Re: What do you do when ....

@Chris  I understand where you are coming from so much.  I too have lost friends, through no fault of my own, and it makes it very hard to make new friends, how do you place trust in new people when so many before them have broken that trust ?

 

So sorry to hear your body is reacting to all your stress.  You said you don’t feel supported in your therapy, do you mean others don’t support you doing therapy or do you mean the actual therapist isn’t supportive ?  If it’s the first one, then although the support would be nice, the therapy is for you, not them.  If it’s the therapist that isn’t supportive, then it sounds like you have the wrong one, not all therapists are compatible to their clients.  I have been finding therapy   very helpful - for me - even though I feel the marriage councilling itself doesn’t seem to be working.

 

You sound a little lost at the moment, I hope it’s only a moment that will soon pass and you will start to feel better.

 

I’m lying in a motel room at the moment with a freshly plastered leg elevated after a slight accident yesterday while hiking.  I broke my ankle and had to be rescued by the SES and ambulance, along with some police, CERT and some national park people.  What started out as a nice hike turned into a full on rescue mission - I can laugh about it now, well, the pain killers are helping to lift my spirits.

 

Please take care of yourself, and know I’m always here to chat if you need ❤️

Re: What do you do when ....

Sorry to hear about your accident. Good you can see the funny side of it!

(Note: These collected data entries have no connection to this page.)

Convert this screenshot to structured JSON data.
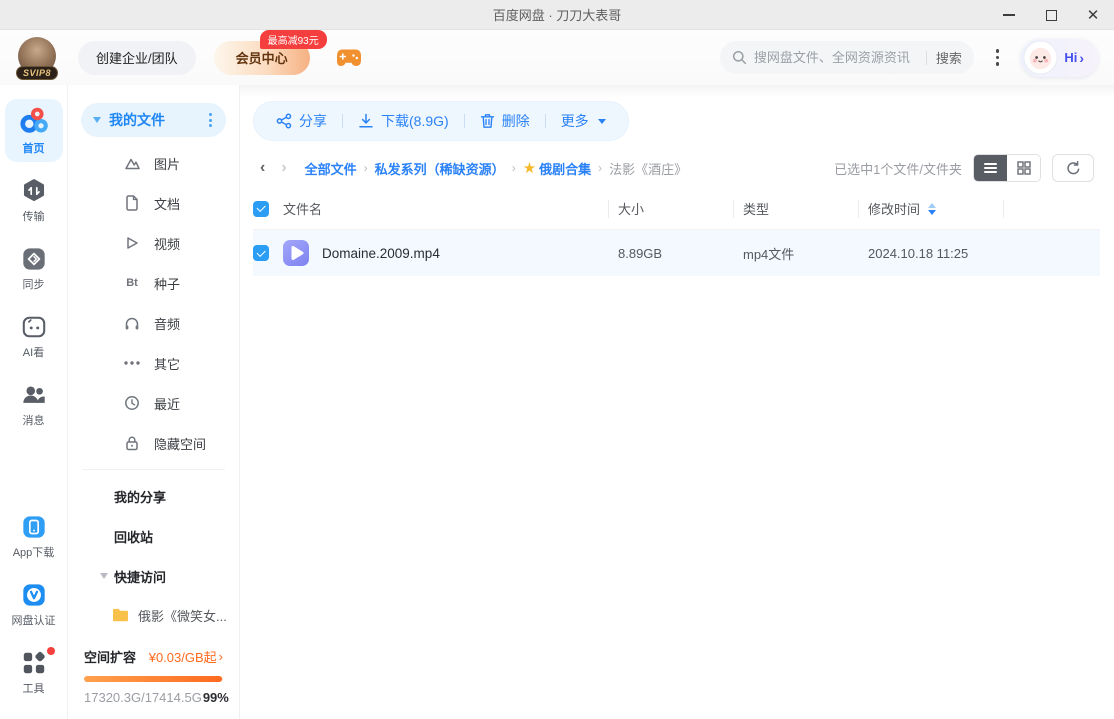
{
  "titlebar": {
    "title": "百度网盘 · 刀刀大表哥"
  },
  "header": {
    "avatar_badge": "SVIP8",
    "create_team_label": "创建企业/团队",
    "vip_center_label": "会员中心",
    "vip_badge": "最高减93元",
    "search_placeholder": "搜网盘文件、全网资源资讯",
    "search_button_label": "搜索",
    "assistant_label": "Hi"
  },
  "nav": {
    "items": [
      {
        "label": "首页"
      },
      {
        "label": "传输"
      },
      {
        "label": "同步"
      },
      {
        "label": "AI看"
      },
      {
        "label": "消息"
      }
    ],
    "bottom_items": [
      {
        "label": "App下载"
      },
      {
        "label": "网盘认证"
      },
      {
        "label": "工具"
      }
    ]
  },
  "tree": {
    "my_files": "我的文件",
    "items": [
      {
        "label": "图片"
      },
      {
        "label": "文档"
      },
      {
        "label": "视频"
      },
      {
        "label": "种子"
      },
      {
        "label": "音频"
      },
      {
        "label": "其它"
      },
      {
        "label": "最近"
      },
      {
        "label": "隐藏空间"
      }
    ],
    "bt_glyph": "Bt",
    "my_shares": "我的分享",
    "recycle_bin": "回收站",
    "quick_access": "快捷访问",
    "quick_folder": "俄影《微笑女...",
    "storage": {
      "expand_label": "空间扩容",
      "price": "¥0.03/GB起",
      "usage": "17320.3G/17414.5G",
      "percent_label": "99%",
      "percent_value": 99
    }
  },
  "toolbar": {
    "share": "分享",
    "download": "下载(8.9G)",
    "delete": "删除",
    "more": "更多"
  },
  "breadcrumb": {
    "items": [
      {
        "label": "全部文件"
      },
      {
        "label": "私发系列（稀缺资源）"
      },
      {
        "label": "俄剧合集"
      },
      {
        "label": "法影《酒庄》"
      }
    ],
    "selection_info": "已选中1个文件/文件夹"
  },
  "table": {
    "columns": [
      {
        "label": "文件名"
      },
      {
        "label": "大小"
      },
      {
        "label": "类型"
      },
      {
        "label": "修改时间"
      }
    ],
    "rows": [
      {
        "name": "Domaine.2009.mp4",
        "size": "8.89GB",
        "type": "mp4文件",
        "time": "2024.10.18 11:25"
      }
    ]
  },
  "colors": {
    "accent_blue": "#2b82f7",
    "orange": "#ff6a1f",
    "badge_red": "#f53f3f",
    "folder_yellow": "#f7c14b",
    "selected_row": "#f3f9fe"
  }
}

Yes i do feel really lost right now, and stuck. I dont know which way to go. Ive had this current therapist for some years and she knows me really well. I dont understand why she hasnt responded to my emails. She asked me to let her know how things went in a meeting i had to attend. She also organised to have my next appointment changed as i was unable to get there. That fell through and ive heard nothing. I guess im over reacting. Ive just found out my gp is away as well so i cant even go to him. There isnt anyone else in the practice i feel comfortable with to talk to. I dont know. I feel like a lost cause right now.

 

Re: What do you do when ....

@Chris  That sounds so frustrating.  Maybe send her an email explaining that when you contact her you need some reassurance that she has received the message, even mention that you don’t feel like you are being listened to and taken seriously.  I think that at times when they get busy they lose their focus and aren’t aware that they are neglecting their duty of care to clients.  Mention that you are comfortable with her and it’s a big step to do therapy in the first place and you don’t want to start over with someone new.  Your therapist may just need a little nudge to refocus.  

 

If you have been getting some benefit from therapy up until now, then I’d stick with it, particularly if you have no one close to talk to, sometimes it’s just nice to use someone as a sounding board that isn’t that close to you.

 

Hope you can start to feel a bit  better today.  ❤️❤️

Re: What do you do when ....

Well i got the last appointment with a gp(not my regular as he is away) arrived on time only to be told she  was running late about an hour. It was just too much. I just said I cant do this and walked out. I think i am  more fragile than i thought. Like im teatering on the edge of the big black hole once again.

Re: What do you do when ....

Hi there @Chris,
It sounds like you lacked the resolve to wait at the doctors for a whole hour to see a GP who was not your regular. Sometimes when we are fragile, a delay or disappointment can seem to much for us to bear. I am just going to send you an email to check in with you.

Re: What do you do when ....

I felt instantly overwhemed at the prospect of having to wait an hour. It came out of the blue.its not unusual for my regular gp to be running late, so i always phone beforehand to check. I did call into another surgery but was told there were no appointments untill after 3pm today,  so i just walked out of there too.

Im home and im safe.

Re: What do you do when ....

Good to hear @Chris. I hope that you can do something nice for yourself at home this evening.